Coraline looked like she was about to say something, but then bit her lip. She nodded slowly. "I guess... I have been pushing myself." She mumbled. "Fuck. This can't wait, though. We can't afford to sit around and wait by my bedside while I hope I get better!" She grit her teeth. She had a complicated history with her illness, that was certain. "I have to push through this. Invoking aspects like this takes a portion of my vitality, yes, but I haven't hit my limit yet. I have plenty to give."
"How many times do you have to cast the containment spell?" I asked.
Coraline turned back to me and then looked down in thought. She reached into her pocket and pulled out her phone to check the GPS app. After a few moments, she shook her head. "Umm... it depends on how far it's advanced already. I doubt it's been that quick, but if I had to surround the entire industrial park? Twelve."
I leaned forward and took in a deep breath. "And using your sight on yourself, can you tell how much 'vitality' you're going to have to expend to cast that spell twelve times?"
She creased her brow and lowered her gaze, glancing at herself again and letting out a quiet whimper. "I... probably couldn't."
"You'd faint again?" Thomas asked.
She closed her eyes and groaned in barely a whisper. "I'd... die."
There was a long silence between all of us. I closed my own eyes as well. I had to make a decision here. My compass made the answer obvious, though. "Then I suppose I'll do without. You'll have more to give into the spells that actually need to be cast that way. I'll just be careful. Virtue can protect me if we get attacked. Right?"

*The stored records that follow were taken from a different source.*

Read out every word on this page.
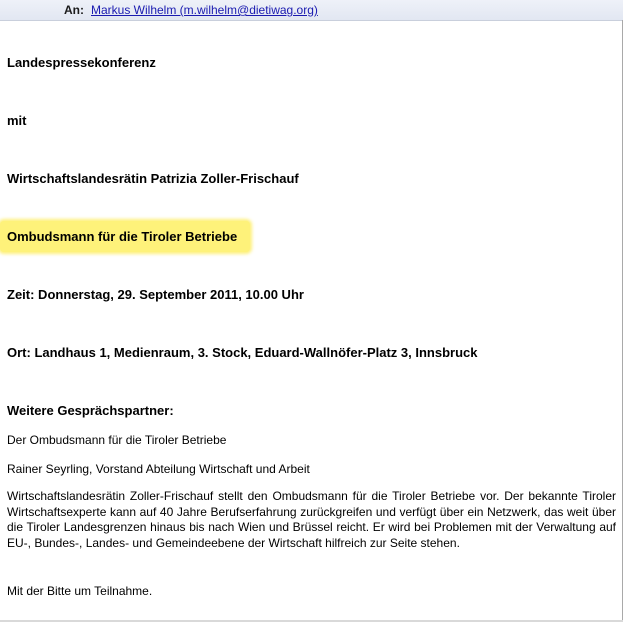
An: Markus Wilhelm (m.wilhelm@dietiwag.org)
Landespressekonferenz
mit
Wirtschaftslandesrätin Patrizia Zoller-Frischauf
Ombudsmann für die Tiroler Betriebe
Zeit: Donnerstag, 29. September 2011, 10.00 Uhr
Ort: Landhaus 1, Medienraum, 3. Stock, Eduard-Wallnöfer-Platz 3, Innsbruck
Weitere Gesprächspartner:
Der Ombudsmann für die Tiroler Betriebe
Rainer Seyrling, Vorstand Abteilung Wirtschaft und Arbeit
Wirtschaftslandesrätin Zoller-Frischauf stellt den Ombudsmann für die Tiroler Betriebe vor. Der bekannte Tiroler Wirtschaftsexperte kann auf 40 Jahre Berufserfahrung zurückgreifen und verfügt über ein Netzwerk, das weit über die Tiroler Landesgrenzen hinaus bis nach Wien und Brüssel reicht. Er wird bei Problemen mit der Verwaltung auf EU-, Bundes-, Landes- und Gemeindeebene der Wirtschaft hilfreich zur Seite stehen.
Mit der Bitte um Teilnahme.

I looked down at the little creature, and it turned to face me with its tiny smile, nodding and letting out an enthusiastic cry.
"W-Wait, hold on!" Coraline started. "You know if you even get touched by one of those things, you could be..." She swallowed, side-eyeing Thomas "You know what I said about this infection." That it was permanent. That if I was tagged by them, I could end up undergoing the same transformation and parasitic dark influence as Thomas. I understood that. But my safety was secondary here.
"And if you don't have the strength to finish that fence, you said it yourself." I put a hand down on Virtue's head to pet it, and it gave out a delighted squeal. "Game over. I trust Virtue to keep me safe. Your magic can be put to better use elsewhere."
Coraline looked uncertain, but she glanced down and lowered the paper, giving a solemn nod. "Alright. I guess that's how it has to be, then."
"You said you could already... die just doing this..." Thomas mumbled. "You say that like you already accepted it."
"It won't have spread that far yet." She mumbled. "I'm guessing five. Maybe six. I can handle that. I might need some help getting home, but I can handle it."
"I'm packing first aid," Thomas mumbled, taking a bite into his burrito and standing up again.
Coraline watched him leave and turned back to me again "You're sure about this?" She asked again.
I shrugged, standing up and stretching out my arms, Virtue following my motions. "Do we have a choice?"